How to Log and Trace AI Requests
When an AI feature misbehaves, logs and traces tell you why. Here is how to instrument LLM requests for debugging, cost, and accountability.

Why log and trace AI requests at all?
You log and trace AI requests so that when a feature gives a wrong, harmful, or expensive answer, you can reconstruct exactly what happened — the prompt, the context, the tool calls, and the response. Without this, an LLM app is a black box: you get user complaints with no way to reproduce them, and no honest record of what the system actually did. Observability is what turns "the AI is acting weird" into a specific, fixable bug.
AI systems especially need this because they are non-deterministic and multi-step. A single user request can fan out into retrieval, several model calls, and tool invocations. When the final answer is wrong, the cause could be any step, and only a trace shows you which one. Guesswork does not scale once a feature is in real use.
Capture the full request lifecycle
For each AI request, record enough to fully reconstruct it later.

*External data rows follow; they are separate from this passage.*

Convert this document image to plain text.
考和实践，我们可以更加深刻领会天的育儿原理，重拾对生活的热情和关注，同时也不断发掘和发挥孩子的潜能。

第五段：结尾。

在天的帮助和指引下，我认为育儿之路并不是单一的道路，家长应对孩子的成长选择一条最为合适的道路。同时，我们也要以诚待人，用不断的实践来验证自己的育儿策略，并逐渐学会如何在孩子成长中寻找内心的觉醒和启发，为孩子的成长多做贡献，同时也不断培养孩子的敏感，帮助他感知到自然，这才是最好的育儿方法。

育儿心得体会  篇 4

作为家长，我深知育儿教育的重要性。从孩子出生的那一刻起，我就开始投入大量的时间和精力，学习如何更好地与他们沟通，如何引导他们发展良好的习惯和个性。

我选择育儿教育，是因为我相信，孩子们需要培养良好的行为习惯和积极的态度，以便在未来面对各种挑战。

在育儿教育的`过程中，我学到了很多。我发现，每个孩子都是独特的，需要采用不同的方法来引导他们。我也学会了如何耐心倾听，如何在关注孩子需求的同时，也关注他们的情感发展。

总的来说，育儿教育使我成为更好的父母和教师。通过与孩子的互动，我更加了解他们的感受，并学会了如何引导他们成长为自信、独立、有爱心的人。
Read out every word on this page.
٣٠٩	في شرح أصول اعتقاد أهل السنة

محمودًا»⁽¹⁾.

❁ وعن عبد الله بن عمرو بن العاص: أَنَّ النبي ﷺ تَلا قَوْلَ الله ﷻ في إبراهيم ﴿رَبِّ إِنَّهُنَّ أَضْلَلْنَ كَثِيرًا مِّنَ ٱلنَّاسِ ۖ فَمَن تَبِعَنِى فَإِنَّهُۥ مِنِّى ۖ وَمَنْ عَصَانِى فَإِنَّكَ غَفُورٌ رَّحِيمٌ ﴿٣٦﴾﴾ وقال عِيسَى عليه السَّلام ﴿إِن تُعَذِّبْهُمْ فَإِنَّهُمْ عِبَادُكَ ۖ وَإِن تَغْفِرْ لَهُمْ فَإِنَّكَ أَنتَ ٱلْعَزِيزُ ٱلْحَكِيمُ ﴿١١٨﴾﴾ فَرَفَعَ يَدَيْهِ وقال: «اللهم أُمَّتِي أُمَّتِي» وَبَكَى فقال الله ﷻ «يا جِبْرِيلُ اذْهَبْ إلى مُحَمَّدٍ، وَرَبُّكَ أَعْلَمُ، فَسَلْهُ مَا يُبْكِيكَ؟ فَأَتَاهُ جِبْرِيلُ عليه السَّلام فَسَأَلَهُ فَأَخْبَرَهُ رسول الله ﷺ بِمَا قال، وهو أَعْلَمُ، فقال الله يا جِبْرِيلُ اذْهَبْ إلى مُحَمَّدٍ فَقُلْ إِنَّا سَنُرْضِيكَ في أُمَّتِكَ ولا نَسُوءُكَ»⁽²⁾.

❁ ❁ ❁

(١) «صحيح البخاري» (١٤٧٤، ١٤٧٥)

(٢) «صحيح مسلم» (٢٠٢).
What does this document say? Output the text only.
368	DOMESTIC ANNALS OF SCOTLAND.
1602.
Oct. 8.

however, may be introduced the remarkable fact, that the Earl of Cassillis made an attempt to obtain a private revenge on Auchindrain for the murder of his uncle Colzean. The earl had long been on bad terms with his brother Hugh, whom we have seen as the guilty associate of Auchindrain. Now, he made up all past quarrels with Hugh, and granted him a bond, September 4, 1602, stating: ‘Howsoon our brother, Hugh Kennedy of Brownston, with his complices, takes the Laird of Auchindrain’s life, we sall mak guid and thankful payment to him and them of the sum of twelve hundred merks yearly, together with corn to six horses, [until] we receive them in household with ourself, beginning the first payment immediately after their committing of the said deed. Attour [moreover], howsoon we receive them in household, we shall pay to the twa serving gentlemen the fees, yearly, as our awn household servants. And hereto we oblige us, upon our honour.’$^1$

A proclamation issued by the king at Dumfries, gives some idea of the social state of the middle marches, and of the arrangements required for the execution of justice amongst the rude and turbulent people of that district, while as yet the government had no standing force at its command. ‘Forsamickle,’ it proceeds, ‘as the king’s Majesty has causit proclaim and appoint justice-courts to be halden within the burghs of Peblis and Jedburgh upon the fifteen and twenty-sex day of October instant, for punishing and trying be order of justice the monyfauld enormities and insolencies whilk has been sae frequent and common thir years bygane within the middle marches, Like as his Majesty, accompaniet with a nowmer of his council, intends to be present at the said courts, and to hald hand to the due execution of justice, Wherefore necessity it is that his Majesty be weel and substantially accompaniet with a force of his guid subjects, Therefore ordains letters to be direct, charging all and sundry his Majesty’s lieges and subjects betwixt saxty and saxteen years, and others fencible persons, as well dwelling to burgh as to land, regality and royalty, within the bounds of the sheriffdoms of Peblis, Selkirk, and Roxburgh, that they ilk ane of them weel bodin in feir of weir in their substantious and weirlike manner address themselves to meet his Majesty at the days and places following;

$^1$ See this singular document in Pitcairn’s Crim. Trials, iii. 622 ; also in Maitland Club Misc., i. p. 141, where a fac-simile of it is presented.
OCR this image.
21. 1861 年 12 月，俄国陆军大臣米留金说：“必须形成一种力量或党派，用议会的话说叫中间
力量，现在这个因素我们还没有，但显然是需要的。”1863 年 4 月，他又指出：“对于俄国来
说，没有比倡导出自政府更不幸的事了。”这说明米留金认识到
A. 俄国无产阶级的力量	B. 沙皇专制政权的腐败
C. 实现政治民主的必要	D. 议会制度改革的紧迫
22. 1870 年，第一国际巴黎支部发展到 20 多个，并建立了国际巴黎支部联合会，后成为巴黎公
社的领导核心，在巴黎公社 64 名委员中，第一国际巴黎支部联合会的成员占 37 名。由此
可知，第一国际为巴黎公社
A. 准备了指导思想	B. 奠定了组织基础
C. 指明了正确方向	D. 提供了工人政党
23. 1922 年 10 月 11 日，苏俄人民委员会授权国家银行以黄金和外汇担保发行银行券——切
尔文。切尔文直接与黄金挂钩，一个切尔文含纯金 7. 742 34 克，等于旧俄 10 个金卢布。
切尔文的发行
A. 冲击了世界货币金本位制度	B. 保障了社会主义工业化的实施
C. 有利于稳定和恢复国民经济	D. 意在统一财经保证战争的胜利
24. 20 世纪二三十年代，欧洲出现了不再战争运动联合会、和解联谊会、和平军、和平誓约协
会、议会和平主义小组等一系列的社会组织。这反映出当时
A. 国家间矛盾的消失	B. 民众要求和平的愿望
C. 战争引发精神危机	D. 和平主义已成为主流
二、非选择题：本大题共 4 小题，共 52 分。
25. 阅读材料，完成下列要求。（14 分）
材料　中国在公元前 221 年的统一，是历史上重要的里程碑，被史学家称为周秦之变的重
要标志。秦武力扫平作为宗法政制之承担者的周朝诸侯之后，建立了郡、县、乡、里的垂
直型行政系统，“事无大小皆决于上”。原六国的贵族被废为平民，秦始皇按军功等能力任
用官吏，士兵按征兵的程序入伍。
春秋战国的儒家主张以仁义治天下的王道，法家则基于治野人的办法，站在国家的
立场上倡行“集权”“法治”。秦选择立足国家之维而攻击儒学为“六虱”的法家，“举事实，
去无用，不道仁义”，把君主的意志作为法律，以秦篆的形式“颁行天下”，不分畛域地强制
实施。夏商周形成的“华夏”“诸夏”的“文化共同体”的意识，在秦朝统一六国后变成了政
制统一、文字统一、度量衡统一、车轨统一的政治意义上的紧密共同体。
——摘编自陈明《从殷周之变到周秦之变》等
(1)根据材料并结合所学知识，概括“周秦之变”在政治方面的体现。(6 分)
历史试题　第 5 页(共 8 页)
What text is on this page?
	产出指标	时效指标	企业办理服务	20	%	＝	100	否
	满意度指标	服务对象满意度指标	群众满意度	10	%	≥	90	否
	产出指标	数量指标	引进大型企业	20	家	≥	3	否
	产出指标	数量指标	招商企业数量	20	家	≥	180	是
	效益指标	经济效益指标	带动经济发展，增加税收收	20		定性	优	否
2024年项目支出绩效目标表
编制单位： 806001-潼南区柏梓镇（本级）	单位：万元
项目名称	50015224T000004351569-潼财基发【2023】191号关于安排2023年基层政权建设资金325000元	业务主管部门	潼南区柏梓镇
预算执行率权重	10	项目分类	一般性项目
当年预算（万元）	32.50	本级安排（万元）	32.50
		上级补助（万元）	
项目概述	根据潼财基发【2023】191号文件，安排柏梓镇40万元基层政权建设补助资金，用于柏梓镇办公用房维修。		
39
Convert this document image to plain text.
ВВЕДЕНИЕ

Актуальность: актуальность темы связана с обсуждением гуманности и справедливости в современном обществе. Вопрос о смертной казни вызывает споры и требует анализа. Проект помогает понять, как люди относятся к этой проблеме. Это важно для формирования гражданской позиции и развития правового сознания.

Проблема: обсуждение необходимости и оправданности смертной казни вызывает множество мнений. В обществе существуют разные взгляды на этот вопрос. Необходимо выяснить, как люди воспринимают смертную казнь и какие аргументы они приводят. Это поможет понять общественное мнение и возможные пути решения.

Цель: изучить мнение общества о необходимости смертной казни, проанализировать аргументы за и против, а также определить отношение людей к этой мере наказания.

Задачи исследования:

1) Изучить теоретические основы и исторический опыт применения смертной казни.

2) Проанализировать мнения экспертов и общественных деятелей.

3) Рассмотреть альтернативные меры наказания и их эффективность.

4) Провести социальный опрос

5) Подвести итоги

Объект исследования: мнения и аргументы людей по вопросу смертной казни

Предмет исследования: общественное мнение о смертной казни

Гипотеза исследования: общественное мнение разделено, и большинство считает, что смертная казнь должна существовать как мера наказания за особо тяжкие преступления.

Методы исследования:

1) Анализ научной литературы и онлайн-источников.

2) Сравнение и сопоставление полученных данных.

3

- The complete prompt sent to the model, including system prompt and any retrieved context.
- The model and parameters used, plus input and output token counts.
- The raw response and any tool or function calls with their arguments and results.
- Latency, errors, and a request ID that ties every step of one interaction together.
That request ID is what makes a multi-step interaction readable as a single story rather than scattered, unrelated log lines. Without it, debugging a complex flow means manually correlating timestamps, which is slow and error-prone.
Trace multi-step and agent flows
Simple logging is not enough once a request involves several stages. Tracing captures the sequence and timing of each step — retrieval, then a first model call, then a tool, then a second model call — as a connected chain. This is where the emerging standards matter: OpenTelemetry now includes conventions for generative AI, so you can use the same tracing tooling for AI that you already use for the rest of your stack. For agents, a trace that shows every reasoning step and tool call is often the only practical way to understand why it reached a strange conclusion.
A wrong AI answer with no trace is a mystery. The same answer with a full trace is just a bug report waiting to be read.
Handle sensitive data responsibly
Detailed logging collides with privacy, because prompts and responses often contain personal or confidential data. Resolve this deliberately rather than logging everything blindly. Redact or pseudonymise personal data before it is stored, set retention limits so logs do not become a permanent liability, restrict who can read them, and make sure your AI logs fall under the same data protection rules as the rest of your systems. The goal is enough detail to debug, without creating a fresh compliance problem that outlives the bug you were chasing.
Turn telemetry into action
Logs and traces are most valuable when they drive monitoring and improvement. Build dashboards for latency, error rate, cost, and refusal rate, and alert on anomalies so you hear about problems before users do. Sample real traces to spot quality issues and feed the failures back into your evaluation set. Connect user feedback — a thumbs-down — to the exact trace behind it, so every complaint becomes a concrete, reproducible case rather than a vague signal you cannot act on. Telemetry that nobody looks at is just storage cost; telemetry wired to alerts and evals is a genuine operational advantage.
Prefer it handled for you?
Instrumenting full request tracing, wiring it to OpenTelemetry, and balancing detail against privacy is real engineering. talk to BSH Technologies and let our cybersecurity services build the observability that makes your AI features debuggable and accountable.
Frequently asked questions
What should I log for each AI request?
Capture the full prompt including system prompt and retrieved context, the model and parameters used, input and output token counts, the raw response, any tool calls with their arguments and results, plus latency, errors, and a request ID. That detail lets you fully reconstruct and reproduce any interaction later when something goes wrong.
What is the difference between logging and tracing for AI?
Logging records individual events, while tracing captures the connected sequence and timing of every step in a multi-stage request, such as retrieval, a model call, a tool call, and a second model call. For agents and multi-step flows, tracing is often the only practical way to see which step caused a wrong answer.
Can I use OpenTelemetry for AI observability?
Yes. OpenTelemetry now includes semantic conventions for generative AI, so you can trace LLM calls with the same tooling you already use for the rest of your stack. This lets AI requests appear alongside your other services in one observability platform rather than living in a separate, disconnected monitoring system.
How do I log AI requests without creating a privacy problem?
Redact or pseudonymise personal data before storing logs, set retention limits so logs do not become a permanent liability, restrict who can access them, and ensure AI logs fall under the same data protection rules as your other systems. Aim for enough detail to debug without creating a fresh compliance risk.